THERE YA GO, LITTLE ONE: Chad Fuller performs part of the
clip, dip and strip while on lamb watch. / Photo by Amanda Wouden

Students learn about behavioral signs of problem pregnancies -- such as sheep separating themselves from the herd, Kincaid said. Student are taught when and how to assist.

"We make sure everything goes smoothly," said freshman Heidi Simper. "We only intervene if we have to."

Students help with problem births by pulling out newborns from their mothers. All lambs are "clipped, dipped and stripped," said Simper. That means the students cut the umbilical cord, douse the wound with iodine and milk the udders. All lambs are also weighed.

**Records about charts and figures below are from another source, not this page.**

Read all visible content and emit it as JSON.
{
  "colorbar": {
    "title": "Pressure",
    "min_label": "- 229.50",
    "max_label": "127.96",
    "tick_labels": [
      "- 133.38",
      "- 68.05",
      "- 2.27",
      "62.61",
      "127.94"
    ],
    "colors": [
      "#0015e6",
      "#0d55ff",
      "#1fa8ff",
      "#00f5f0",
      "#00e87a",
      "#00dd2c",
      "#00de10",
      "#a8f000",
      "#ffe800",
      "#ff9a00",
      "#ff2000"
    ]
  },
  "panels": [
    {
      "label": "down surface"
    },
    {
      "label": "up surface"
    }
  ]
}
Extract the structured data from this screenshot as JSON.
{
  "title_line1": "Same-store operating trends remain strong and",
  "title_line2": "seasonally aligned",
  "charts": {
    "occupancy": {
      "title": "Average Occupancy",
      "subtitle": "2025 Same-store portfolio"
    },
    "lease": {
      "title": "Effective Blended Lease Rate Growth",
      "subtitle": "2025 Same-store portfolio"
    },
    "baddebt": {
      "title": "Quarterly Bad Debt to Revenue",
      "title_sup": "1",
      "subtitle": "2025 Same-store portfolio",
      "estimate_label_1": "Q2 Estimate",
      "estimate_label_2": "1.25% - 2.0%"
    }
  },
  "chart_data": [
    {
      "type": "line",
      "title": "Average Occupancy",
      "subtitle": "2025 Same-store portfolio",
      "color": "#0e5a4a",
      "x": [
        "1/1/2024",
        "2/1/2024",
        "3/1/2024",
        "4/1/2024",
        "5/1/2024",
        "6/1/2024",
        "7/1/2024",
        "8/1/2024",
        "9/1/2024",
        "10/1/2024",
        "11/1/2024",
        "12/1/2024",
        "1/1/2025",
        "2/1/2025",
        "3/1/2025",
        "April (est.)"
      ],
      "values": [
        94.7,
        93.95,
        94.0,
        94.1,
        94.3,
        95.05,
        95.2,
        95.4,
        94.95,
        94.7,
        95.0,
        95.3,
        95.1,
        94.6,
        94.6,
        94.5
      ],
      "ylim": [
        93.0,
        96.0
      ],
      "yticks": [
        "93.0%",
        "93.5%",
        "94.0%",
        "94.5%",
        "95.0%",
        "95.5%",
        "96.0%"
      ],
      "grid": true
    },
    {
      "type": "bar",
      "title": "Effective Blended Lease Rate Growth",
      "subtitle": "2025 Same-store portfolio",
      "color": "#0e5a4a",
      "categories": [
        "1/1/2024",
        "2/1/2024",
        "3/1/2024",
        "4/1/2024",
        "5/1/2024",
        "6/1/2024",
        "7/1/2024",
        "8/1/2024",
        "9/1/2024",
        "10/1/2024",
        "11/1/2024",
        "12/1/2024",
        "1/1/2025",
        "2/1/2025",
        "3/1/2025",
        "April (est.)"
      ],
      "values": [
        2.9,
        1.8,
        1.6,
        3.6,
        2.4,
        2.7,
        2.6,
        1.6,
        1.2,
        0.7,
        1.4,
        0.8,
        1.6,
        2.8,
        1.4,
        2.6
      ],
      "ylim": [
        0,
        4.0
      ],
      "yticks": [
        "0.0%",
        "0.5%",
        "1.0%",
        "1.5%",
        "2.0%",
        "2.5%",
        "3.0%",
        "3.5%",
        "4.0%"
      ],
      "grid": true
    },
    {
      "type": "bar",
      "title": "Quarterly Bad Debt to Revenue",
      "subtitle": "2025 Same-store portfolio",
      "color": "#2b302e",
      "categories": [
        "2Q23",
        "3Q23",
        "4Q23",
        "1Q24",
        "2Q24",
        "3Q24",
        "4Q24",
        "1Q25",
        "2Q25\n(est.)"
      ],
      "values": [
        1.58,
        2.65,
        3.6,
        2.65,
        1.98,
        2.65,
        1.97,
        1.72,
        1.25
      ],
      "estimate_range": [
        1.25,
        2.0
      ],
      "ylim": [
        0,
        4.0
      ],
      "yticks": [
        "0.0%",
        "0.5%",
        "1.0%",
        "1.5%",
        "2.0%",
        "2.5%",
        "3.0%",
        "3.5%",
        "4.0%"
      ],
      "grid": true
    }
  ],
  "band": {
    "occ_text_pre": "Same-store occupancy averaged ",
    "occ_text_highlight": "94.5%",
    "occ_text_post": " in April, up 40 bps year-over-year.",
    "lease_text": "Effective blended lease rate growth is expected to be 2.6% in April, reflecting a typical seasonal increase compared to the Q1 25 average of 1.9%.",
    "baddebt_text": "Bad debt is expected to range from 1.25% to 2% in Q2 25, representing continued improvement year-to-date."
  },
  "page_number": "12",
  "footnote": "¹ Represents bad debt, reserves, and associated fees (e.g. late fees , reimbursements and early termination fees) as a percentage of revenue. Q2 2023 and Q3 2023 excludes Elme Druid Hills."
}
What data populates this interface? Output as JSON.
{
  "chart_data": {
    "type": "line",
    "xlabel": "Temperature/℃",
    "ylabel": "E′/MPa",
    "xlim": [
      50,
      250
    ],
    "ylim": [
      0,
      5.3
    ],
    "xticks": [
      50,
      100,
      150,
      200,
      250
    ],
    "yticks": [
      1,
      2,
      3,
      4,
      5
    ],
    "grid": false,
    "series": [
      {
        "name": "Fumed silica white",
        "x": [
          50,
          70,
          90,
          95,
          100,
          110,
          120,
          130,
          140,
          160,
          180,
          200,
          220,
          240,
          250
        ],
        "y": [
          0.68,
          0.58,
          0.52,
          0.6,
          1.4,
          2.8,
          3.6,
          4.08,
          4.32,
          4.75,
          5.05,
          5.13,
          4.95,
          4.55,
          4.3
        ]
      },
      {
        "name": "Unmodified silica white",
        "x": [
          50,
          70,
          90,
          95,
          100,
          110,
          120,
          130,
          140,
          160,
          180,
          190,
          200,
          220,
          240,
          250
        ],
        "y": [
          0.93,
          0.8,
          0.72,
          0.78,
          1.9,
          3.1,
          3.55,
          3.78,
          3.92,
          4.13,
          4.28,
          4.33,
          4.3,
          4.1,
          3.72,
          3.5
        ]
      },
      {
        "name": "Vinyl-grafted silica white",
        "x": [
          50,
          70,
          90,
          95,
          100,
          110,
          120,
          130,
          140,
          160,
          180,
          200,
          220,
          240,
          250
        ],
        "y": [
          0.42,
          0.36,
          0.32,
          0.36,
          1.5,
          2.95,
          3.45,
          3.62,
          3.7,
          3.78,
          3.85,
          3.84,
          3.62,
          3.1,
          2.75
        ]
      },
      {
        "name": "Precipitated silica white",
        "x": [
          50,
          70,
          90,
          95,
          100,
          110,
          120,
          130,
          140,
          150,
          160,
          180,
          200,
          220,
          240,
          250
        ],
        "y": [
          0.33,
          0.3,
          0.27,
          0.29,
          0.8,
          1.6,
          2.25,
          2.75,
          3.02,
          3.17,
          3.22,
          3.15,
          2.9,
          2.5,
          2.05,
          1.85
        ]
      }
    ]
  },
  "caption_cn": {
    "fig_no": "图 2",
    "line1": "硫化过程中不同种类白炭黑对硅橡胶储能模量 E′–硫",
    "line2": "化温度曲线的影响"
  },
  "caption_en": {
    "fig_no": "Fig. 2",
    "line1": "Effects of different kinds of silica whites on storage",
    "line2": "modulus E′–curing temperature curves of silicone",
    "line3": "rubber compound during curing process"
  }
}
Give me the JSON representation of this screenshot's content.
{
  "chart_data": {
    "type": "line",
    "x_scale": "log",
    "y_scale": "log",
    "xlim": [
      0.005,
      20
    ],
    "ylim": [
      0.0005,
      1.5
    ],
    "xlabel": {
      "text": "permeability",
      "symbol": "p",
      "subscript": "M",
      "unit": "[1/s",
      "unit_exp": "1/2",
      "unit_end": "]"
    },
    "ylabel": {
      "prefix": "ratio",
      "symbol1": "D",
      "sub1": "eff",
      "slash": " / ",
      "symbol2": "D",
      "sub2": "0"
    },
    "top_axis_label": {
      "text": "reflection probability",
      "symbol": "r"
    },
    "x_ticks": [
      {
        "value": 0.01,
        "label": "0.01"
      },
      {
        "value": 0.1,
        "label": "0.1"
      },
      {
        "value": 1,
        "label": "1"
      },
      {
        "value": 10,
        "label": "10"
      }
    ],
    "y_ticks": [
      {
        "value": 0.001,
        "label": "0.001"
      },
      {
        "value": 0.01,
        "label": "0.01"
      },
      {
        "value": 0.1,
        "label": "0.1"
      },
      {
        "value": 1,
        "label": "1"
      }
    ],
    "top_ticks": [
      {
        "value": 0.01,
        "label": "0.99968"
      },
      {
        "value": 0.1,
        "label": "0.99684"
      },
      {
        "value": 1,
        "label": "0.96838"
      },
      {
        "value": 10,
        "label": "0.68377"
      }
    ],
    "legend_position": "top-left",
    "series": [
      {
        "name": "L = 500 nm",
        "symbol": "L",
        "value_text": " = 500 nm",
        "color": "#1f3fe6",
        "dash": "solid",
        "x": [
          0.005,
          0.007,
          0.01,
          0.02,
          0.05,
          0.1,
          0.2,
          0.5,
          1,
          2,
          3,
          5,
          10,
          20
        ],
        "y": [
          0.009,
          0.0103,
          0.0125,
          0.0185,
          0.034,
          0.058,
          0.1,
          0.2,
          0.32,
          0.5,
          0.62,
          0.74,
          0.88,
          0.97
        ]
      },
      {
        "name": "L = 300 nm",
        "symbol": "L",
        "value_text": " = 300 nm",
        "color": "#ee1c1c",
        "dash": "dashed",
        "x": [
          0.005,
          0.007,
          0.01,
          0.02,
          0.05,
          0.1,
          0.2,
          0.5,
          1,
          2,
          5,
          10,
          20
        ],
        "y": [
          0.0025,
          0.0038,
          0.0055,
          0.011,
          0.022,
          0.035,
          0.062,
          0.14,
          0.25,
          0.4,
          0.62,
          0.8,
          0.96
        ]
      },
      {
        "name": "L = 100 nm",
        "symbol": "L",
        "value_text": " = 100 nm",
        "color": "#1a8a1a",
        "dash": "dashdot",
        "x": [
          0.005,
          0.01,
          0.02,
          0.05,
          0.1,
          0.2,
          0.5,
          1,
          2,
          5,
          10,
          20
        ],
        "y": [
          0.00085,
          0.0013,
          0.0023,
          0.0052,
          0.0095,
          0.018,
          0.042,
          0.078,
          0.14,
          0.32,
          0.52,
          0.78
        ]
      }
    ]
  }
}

Student do lamb watches from February through April during the lambing season. Cache Valley's winters can be harsh, but students on the lamb watch are comfortably situated inside the barn, about seven miles south of Logan, near Sardine Canyon.

In one corner of the barn is a one-bedroom apartment with a kitchen, bathroom, space heaters and a color television set. McDonald's hamburger wrappers, a bag of Cheetos, giant soda-pop drinks and granola bars lined the kitchen counter.

"It is kind of like the dorms, just smaller," Fuller said. "You bring your own sheets or sleeping bag. There is a desk so you can do your homework if you need to."

He remembered homework sessions, but also a night where he stayed up playing X-box. Other favorite pastimes are DVDs, board games and cell-phone chats.

"I don't know if I will ever use it," Fuller said of the sheep production class, "but I definitely have gained a respect for the ag industry."